Harriette, he’d been surprised to learn, was only ten years old.

She acted older. He was fourteen, and the years between them, at their age, ought to have meant a gap of worlds, one a child’s and one of a boy verging on manhood.

But Harriette was more canny and matter-of-fact about the world than Ren was, and in many ways, he felt his sheltered life had kept him a child.

That was why he longed for a change, and was terrified of it.

“My mother is coming to visit,” he said. “And I suspect that means she’s decided to send me to school at last.”

“You said you asked to be sent to school,” Harriette reminded him, her hand moving quick and sure.

“And my father always denied me, since he didn’t want his shame known. That his heir was a cripple.”

“You are not a cripple,” Harriette said. “So why did the countess send you here when he died, instead of off to school? To give you time to mourn?”

“To remove me from her sight, I think.

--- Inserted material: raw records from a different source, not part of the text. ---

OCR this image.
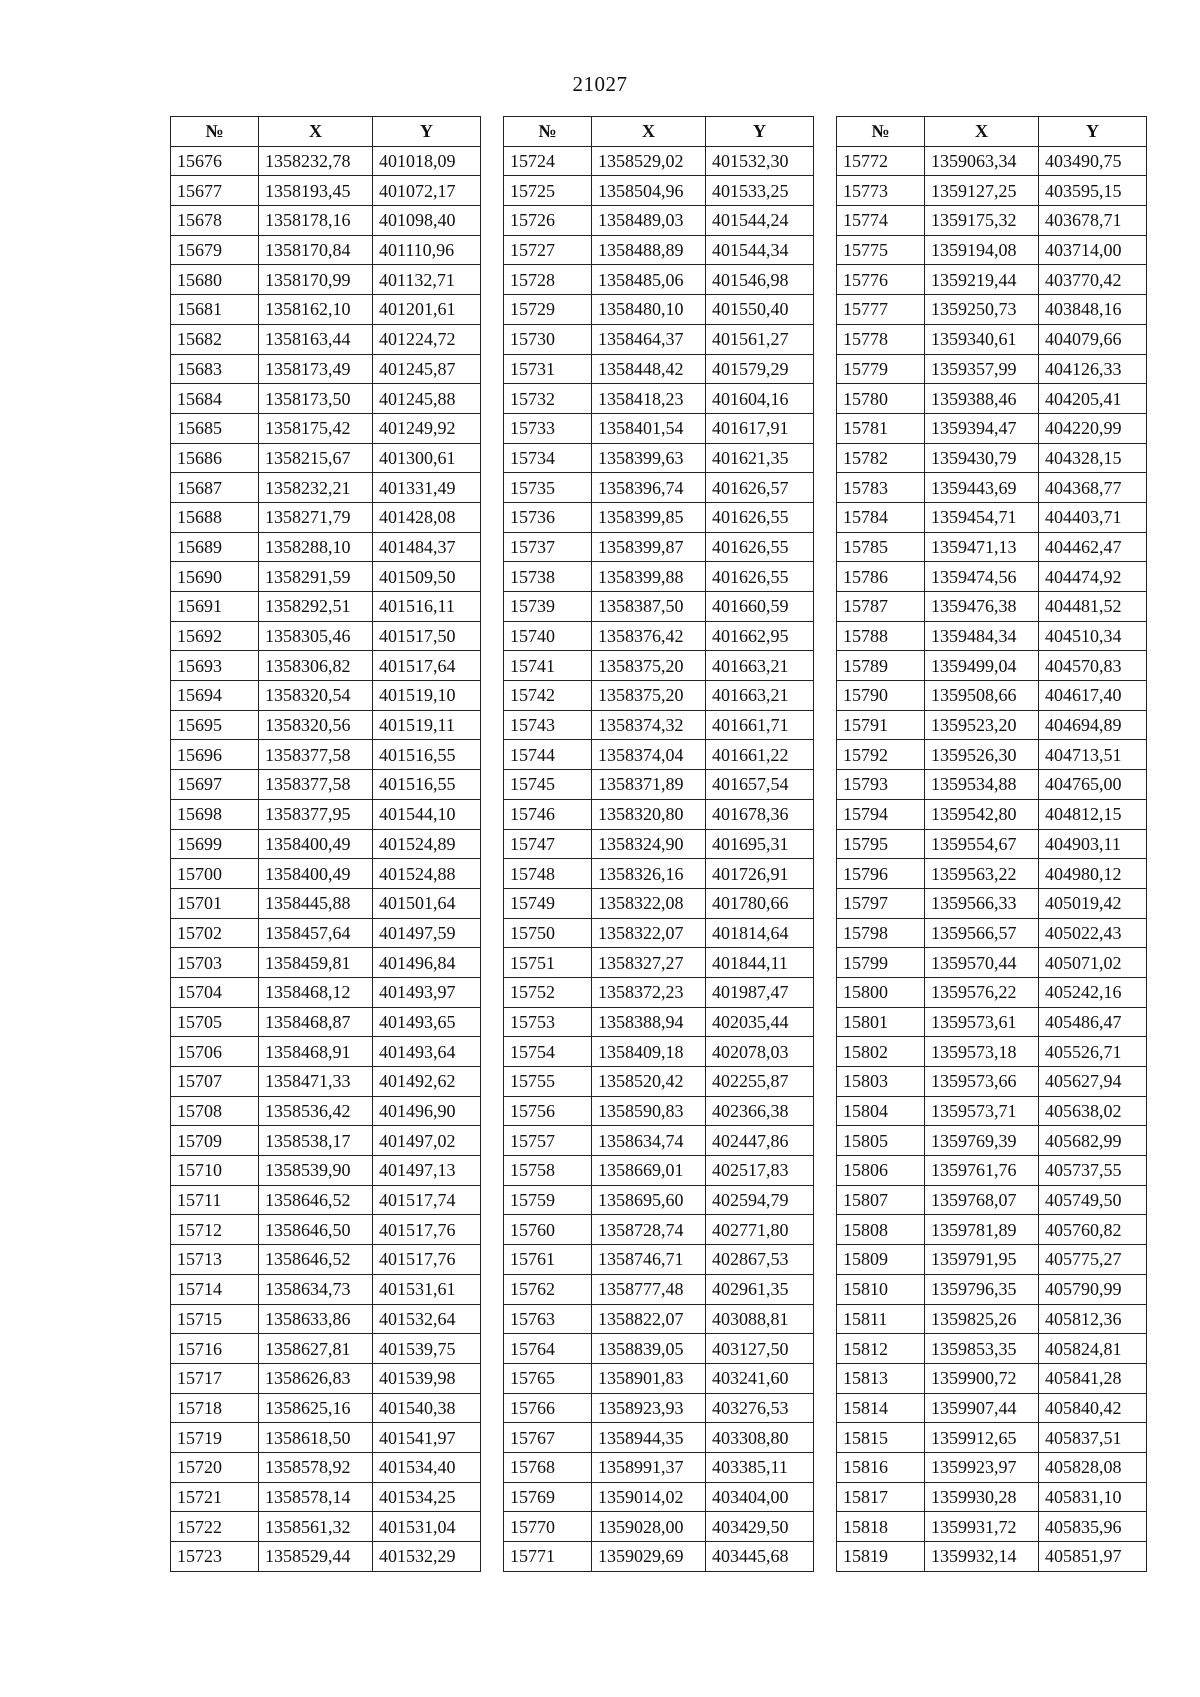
21027
№	X	Y
15676	1358232,78	401018,09
15677	1358193,45	401072,17
15678	1358178,16	401098,40
15679	1358170,84	401110,96
15680	1358170,99	401132,71
15681	1358162,10	401201,61
15682	1358163,44	401224,72
15683	1358173,49	401245,87
15684	1358173,50	401245,88
15685	1358175,42	401249,92
15686	1358215,67	401300,61
15687	1358232,21	401331,49
15688	1358271,79	401428,08
15689	1358288,10	401484,37
15690	1358291,59	401509,50
15691	1358292,51	401516,11
15692	1358305,46	401517,50
15693	1358306,82	401517,64
15694	1358320,54	401519,10
15695	1358320,56	401519,11
15696	1358377,58	401516,55
15697	1358377,58	401516,55
15698	1358377,95	401544,10
15699	1358400,49	401524,89
15700	1358400,49	401524,88
15701	1358445,88	401501,64
15702	1358457,64	401497,59
15703	1358459,81	401496,84
15704	1358468,12	401493,97
15705	1358468,87	401493,65
15706	1358468,91	401493,64
15707	1358471,33	401492,62
15708	1358536,42	401496,90
15709	1358538,17	401497,02
15710	1358539,90	401497,13
15711	1358646,52	401517,74
15712	1358646,50	401517,76
15713	1358646,52	401517,76
15714	1358634,73	401531,61
15715	1358633,86	401532,64
15716	1358627,81	401539,75
15717	1358626,83	401539,98
15718	1358625,16	401540,38
15719	1358618,50	401541,97
15720	1358578,92	401534,40
15721	1358578,14	401534,25
15722	1358561,32	401531,04
15723	1358529,44	401532,29
№	X	Y
15724	1358529,02	401532,30
15725	1358504,96	401533,25
15726	1358489,03	401544,24
15727	1358488,89	401544,34
15728	1358485,06	401546,98
15729	1358480,10	401550,40
15730	1358464,37	401561,27
15731	1358448,42	401579,29
15732	1358418,23	401604,16
15733	1358401,54	401617,91
15734	1358399,63	401621,35
15735	1358396,74	401626,57
15736	1358399,85	401626,55
15737	1358399,87	401626,55
15738	1358399,88	401626,55
15739	1358387,50	401660,59
15740	1358376,42	401662,95
15741	1358375,20	401663,21
15742	1358375,20	401663,21
15743	1358374,32	401661,71
15744	1358374,04	401661,22
15745	1358371,89	401657,54
15746	1358320,80	401678,36
15747	1358324,90	401695,31
15748	1358326,16	401726,91
15749	1358322,08	401780,66
15750	1358322,07	401814,64
15751	1358327,27	401844,11
15752	1358372,23	401987,47
15753	1358388,94	402035,44
15754	1358409,18	402078,03
15755	1358520,42	402255,87
15756	1358590,83	402366,38
15757	1358634,74	402447,86
15758	1358669,01	402517,83
15759	1358695,60	402594,79
15760	1358728,74	402771,80
15761	1358746,71	402867,53
15762	1358777,48	402961,35
15763	1358822,07	403088,81
15764	1358839,05	403127,50
15765	1358901,83	403241,60
15766	1358923,93	403276,53
15767	1358944,35	403308,80
15768	1358991,37	403385,11
15769	1359014,02	403404,00
15770	1359028,00	403429,50
15771	1359029,69	403445,68
№	X	Y
15772	1359063,34	403490,75
15773	1359127,25	403595,15
15774	1359175,32	403678,71
15775	1359194,08	403714,00
15776	1359219,44	403770,42
15777	1359250,73	403848,16
15778	1359340,61	404079,66
15779	1359357,99	404126,33
15780	1359388,46	404205,41
15781	1359394,47	404220,99
15782	1359430,79	404328,15
15783	1359443,69	404368,77
15784	1359454,71	404403,71
15785	1359471,13	404462,47
15786	1359474,56	404474,92
15787	1359476,38	404481,52
15788	1359484,34	404510,34
15789	1359499,04	404570,83
15790	1359508,66	404617,40
15791	1359523,20	404694,89
15792	1359526,30	404713,51
15793	1359534,88	404765,00
15794	1359542,80	404812,15
15795	1359554,67	404903,11
15796	1359563,22	404980,12
15797	1359566,33	405019,42
15798	1359566,57	405022,43
15799	1359570,44	405071,02
15800	1359576,22	405242,16
15801	1359573,61	405486,47
15802	1359573,18	405526,71
15803	1359573,66	405627,94
15804	1359573,71	405638,02
15805	1359769,39	405682,99
15806	1359761,76	405737,55
15807	1359768,07	405749,50
15808	1359781,89	405760,82
15809	1359791,95	405775,27
15810	1359796,35	405790,99
15811	1359825,26	405812,36
15812	1359853,35	405824,81
15813	1359900,72	405841,28
15814	1359907,44	405840,42
15815	1359912,65	405837,51
15816	1359923,97	405828,08
15817	1359930,28	405831,10
15818	1359931,72	405835,96
15819	1359932,14	405851,97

My tutor told her I wouldn’t do well in school. That the boys would be cruel and hurt me, and the canings there when I am slow or stupid or disobedient would be worse than the ones he gives me.”

Harriette paused and considered him. “And because Mr. Mortmickle, the great ogre, would lose his salary were you sent away.” She snorted. “Someday, Renwick, I wish you would use the cane on him, so he can see how it feels.”

She only called him Renwick when she was feeling peevish or stern.

“You’ll miss me, will you, lass?” he said. Adopting the southern Somerset accent, its round smooth vowels, made the question feel less heavy.

“Of course. No one here is half as quick in his wits as you. Who shall I chum with then, Abel Cain and his gang?” She scoffed.

Something tightened in Ren’s chest as he watched her.

It was a typical cloudy day, warm but breezy, and her hair frizzed about her face in its usual fashion.

Her cheeks held yet the round softness of the child, but Ren thought he saw, for an instant, the outline of the woman she would become: strong, beautiful, confident.

“You’ll grow up and forget all about me,” he said.

She shrugged. “Like as not. And you’ll forget me the moment you set foot in Harrow or Eton or wherever her ladyship chooses to send you.”

“I won’t,” he vowed, and the force of his own words surprised him.

She was a half-orphaned girl of no family, and he was destined to take his seat in the House of Lords.

It was fated that they would part and have no more to do with each other.

He wanted to go to school, no matter how much he expected he would be teased and humiliated and beaten further. He longed for it.